Как вам удалось ускорить смерть двух остальных, нам неясно, да и не особенно интересно... Как вы, вероятно, помните, результаты интересуют нас больше, чем методы.
И еще, Хэмлок, мне следовало бы сделать вам замечание — вы вернули нам Клемента Поупа в совершенно нетоварном виде... Моего гнева вы избежали лишь потому, что я давно уже намеревался подвергнуть его вполне заслуженному наказанию... Так почему бы не вашими руками?.. Поуп отвечал за установление вашего объекта и не сумел точно определить интересующую нас личность... В качестве последнего средства для достижения этой цели он выступил с идеей использовать вас в качестве приманки... Разумеется, это была весьма второсортная идея, исходящая от человека напуганного и малокомпетентного, но плодотворных альтернатив у нас не было... Я был уверен, что из этой заведомо сложной ситуации вы выйдете живым, и, как вы сами видите, я оказался прав... Поуп уволен из рядов СС и теперь выполняет значительно менее ответственную работу, составляя протокольные речи вице-президента... После того избиения, которому вы его подвергли, он стал для нас совершенно бесполезным... Он теперь страдает тем, что у охотничьей собаки называется “страх ружья”.

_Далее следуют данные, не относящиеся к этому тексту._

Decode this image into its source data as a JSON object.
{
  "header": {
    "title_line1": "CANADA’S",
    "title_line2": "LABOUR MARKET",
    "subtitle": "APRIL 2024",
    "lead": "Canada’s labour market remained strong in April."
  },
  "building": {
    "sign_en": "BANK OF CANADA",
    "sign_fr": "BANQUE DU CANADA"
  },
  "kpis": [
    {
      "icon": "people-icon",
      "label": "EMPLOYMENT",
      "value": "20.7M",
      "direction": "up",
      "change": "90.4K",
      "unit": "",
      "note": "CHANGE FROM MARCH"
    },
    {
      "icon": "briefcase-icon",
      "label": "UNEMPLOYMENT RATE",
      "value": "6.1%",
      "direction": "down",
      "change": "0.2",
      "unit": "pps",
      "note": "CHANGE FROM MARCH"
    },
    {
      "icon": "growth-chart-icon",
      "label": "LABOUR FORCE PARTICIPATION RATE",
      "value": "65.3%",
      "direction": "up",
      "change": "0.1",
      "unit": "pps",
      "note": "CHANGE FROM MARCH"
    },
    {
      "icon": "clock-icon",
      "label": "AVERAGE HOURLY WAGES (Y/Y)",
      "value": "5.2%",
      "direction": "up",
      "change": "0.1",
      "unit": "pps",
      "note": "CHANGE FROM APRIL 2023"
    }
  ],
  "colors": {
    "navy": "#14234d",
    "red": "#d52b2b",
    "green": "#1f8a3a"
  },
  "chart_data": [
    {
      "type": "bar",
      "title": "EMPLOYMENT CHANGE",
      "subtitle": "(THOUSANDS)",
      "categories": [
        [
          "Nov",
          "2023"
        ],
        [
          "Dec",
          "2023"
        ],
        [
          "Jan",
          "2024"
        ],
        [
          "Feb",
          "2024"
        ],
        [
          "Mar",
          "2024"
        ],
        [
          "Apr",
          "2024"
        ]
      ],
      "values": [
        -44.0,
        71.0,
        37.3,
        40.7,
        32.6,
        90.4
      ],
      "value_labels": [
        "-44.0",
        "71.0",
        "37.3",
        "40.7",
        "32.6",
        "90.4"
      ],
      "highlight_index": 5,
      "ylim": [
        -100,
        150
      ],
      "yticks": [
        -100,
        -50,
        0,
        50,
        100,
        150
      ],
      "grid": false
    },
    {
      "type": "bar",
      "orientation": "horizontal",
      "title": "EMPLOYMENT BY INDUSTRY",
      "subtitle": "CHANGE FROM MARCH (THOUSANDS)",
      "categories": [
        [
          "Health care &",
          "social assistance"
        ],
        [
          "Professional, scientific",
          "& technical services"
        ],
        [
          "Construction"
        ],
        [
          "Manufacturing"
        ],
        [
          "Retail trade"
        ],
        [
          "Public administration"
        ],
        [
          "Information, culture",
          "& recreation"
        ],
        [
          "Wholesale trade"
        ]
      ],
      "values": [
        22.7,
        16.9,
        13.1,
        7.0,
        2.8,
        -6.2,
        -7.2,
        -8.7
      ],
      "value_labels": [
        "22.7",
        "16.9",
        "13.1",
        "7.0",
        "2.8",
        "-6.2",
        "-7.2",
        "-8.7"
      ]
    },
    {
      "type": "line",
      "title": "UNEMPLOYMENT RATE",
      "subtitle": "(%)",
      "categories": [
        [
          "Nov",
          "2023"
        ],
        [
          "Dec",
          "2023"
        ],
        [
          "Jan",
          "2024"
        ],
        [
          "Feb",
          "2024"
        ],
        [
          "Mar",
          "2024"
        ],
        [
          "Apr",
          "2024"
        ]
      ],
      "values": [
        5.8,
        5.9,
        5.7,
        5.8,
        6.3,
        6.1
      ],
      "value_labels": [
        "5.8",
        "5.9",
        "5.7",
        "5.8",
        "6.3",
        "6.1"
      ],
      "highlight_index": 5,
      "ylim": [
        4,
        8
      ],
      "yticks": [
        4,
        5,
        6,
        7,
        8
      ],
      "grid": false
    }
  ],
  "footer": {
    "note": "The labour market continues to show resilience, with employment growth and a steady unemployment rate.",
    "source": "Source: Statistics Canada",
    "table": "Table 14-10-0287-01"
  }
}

С большой неохотой перекладываю ваше личное дело в разряд “резервных”, хотя, признаюсь вам по секрету, миссис Цербер не разделяет моих сожалений... Честно говоря, в глубине души я подозреваю, что пройдет совсем немного времени и мы снова будем сотрудничать... Принимая во внимание ваши вкусы, гонорара вам хватит не более чем на четыре года, а дальше — как знать?
Поздравляю с весьма изобретательным выходом из кризиса, и всего вам самого наилучшего в вашем лонг-айлендском храме, воздвигнутом вами по вашему же образу и подобию.

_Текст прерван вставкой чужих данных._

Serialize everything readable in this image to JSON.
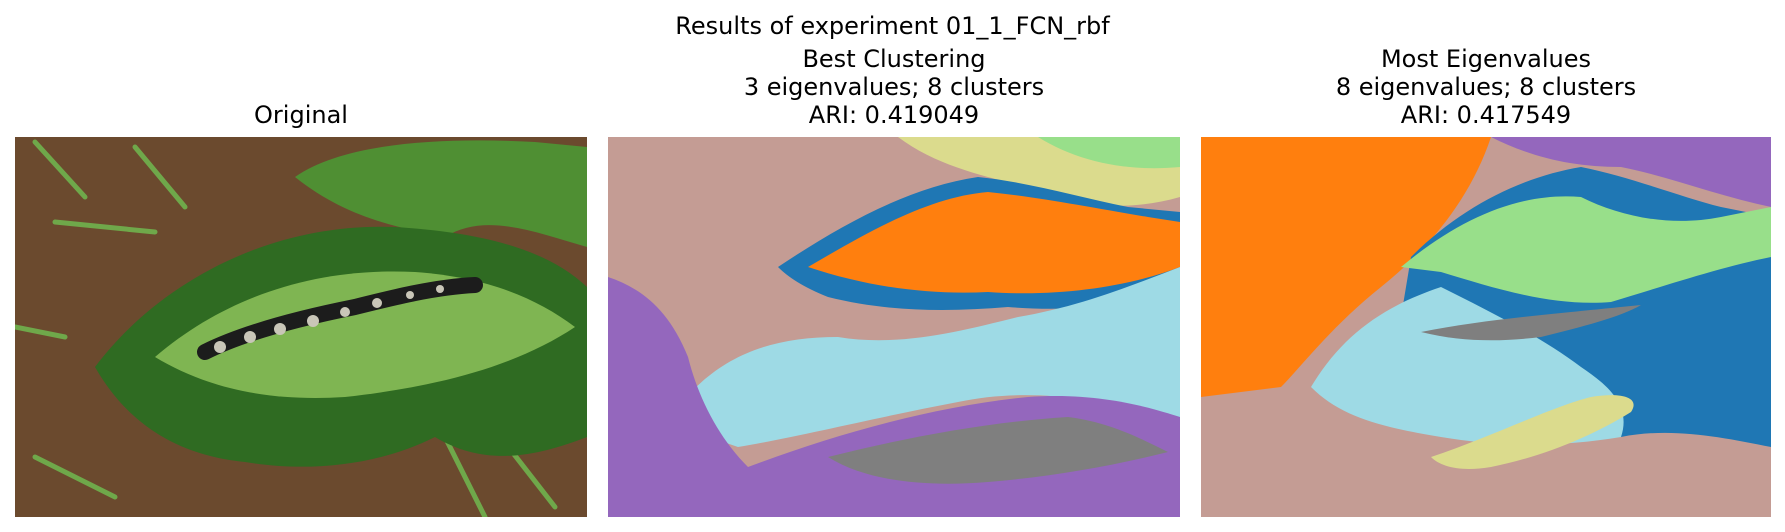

Пленка кончилась, ее конец захлопал по панели, катушка закрутилась быстрее. Джонатан выключил аппарат и отставил его в сторону. Он медленно покачал головой и беспомощно сказал самому себе:
— О, Господи!.. Ну-ка... Значит, сорок две вниз на раз, два, три, четыре...

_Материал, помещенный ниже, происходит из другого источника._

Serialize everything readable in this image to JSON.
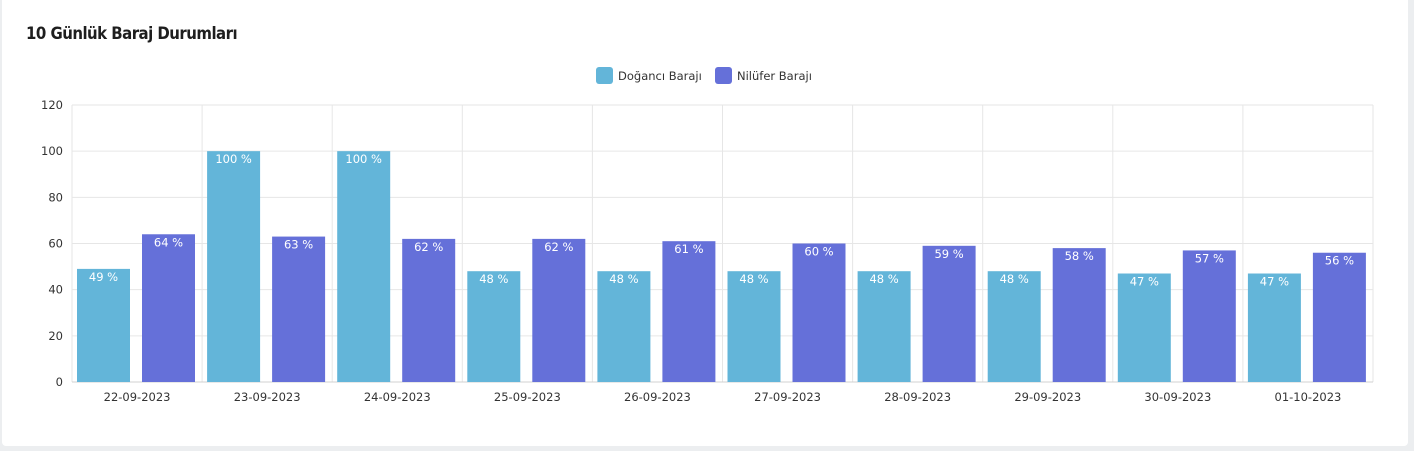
{
  "title": "10 Günlük Baraj Durumları",
  "chart_data": {
    "type": "bar",
    "title": "10 Günlük Baraj Durumları",
    "categories": [
      "22-09-2023",
      "23-09-2023",
      "24-09-2023",
      "25-09-2023",
      "26-09-2023",
      "27-09-2023",
      "28-09-2023",
      "29-09-2023",
      "30-09-2023",
      "01-10-2023"
    ],
    "series": [
      {
        "name": "Doğancı Barajı",
        "color": "#63b5d9",
        "values": [
          49,
          100,
          100,
          48,
          48,
          48,
          48,
          48,
          47,
          47
        ]
      },
      {
        "name": "Nilüfer Barajı",
        "color": "#6570d9",
        "values": [
          64,
          63,
          62,
          62,
          61,
          60,
          59,
          58,
          57,
          56
        ]
      }
    ],
    "label_suffix": " %",
    "ylim": [
      0,
      120
    ],
    "yticks": [
      0,
      20,
      40,
      60,
      80,
      100,
      120
    ],
    "xlabel": "",
    "ylabel": "",
    "grid": true,
    "legend": "top-center"
  }
}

Бену нелегко было войти в дверь. А войдя, он выругался и злобно пнул ее. Громко топая, он втащил громадную корзину фруктов, обернутую в целлофан.
— Вот, — сердито сказал он и сунул свою шуршащую ношу Джонатану, который безудержно смеялся с того самого момента, как Бен ворвался в палату.
— Что это за чудо ты мне принес? — спросил Джонатан между приступами смеха.
— Не знаю. Фрукты и тому подобное говно. Им тут внизу, в холле, приторговывают. Ну что тут, черт возьми, такого смешного?
— Ничего — Джонатан даже обмяк от смеха. — Это, пожалуй, самая приятная вещь, которую я в жизни от кого-нибудь получал, Бен.
— Да иди ты в жопу!
Кровать затряслась от нового приступа смеха. Хоть Бен и в самом деле выглядел глупо, сжимая украшенную ленточками корзину в своих мощных лапах, в смехе Джонатана было нечто истеричное, вызванное затяжной скукой и клаустрофобией. Бен поставил корзину на пол и, ссутулившись, сел на стул возле кровати. Он сложил руки на груди и являл собой воплощение кротости, хотя, пожалуй, несколько сердитой.
— Очень рад, что сумел тебя так позабавить.
— Извини. Послушай... Ну да ладно. — Джонатан загнал обратно последний смешок. — Я получил твою открытку. Ты с Анной?..
Бен махнул рукой:
— Странные вещи случаются.
Джонатан кивнул.
— Вы нашли?..
— Да, нашли у самой подошвы... Отец Андерля решил похоронить его на лугу, рядом со склоном.
— Хорошо.
— Да, хорошо.
И больше говорить было не о чем. Бен впервые посетил Джонатана в больнице, и Джонатан понимал его. Ну что можно сказать больному?
После паузы Бен спросил, хорошо ли за ним ухаживают. Джонатан сказал: “Хорошо”. И Бен сказал: “Это хорошо”.
Бен вспомнил больницу в Вальпараисо после Аконкагуа, где его выхаживали после ампутации пальцев.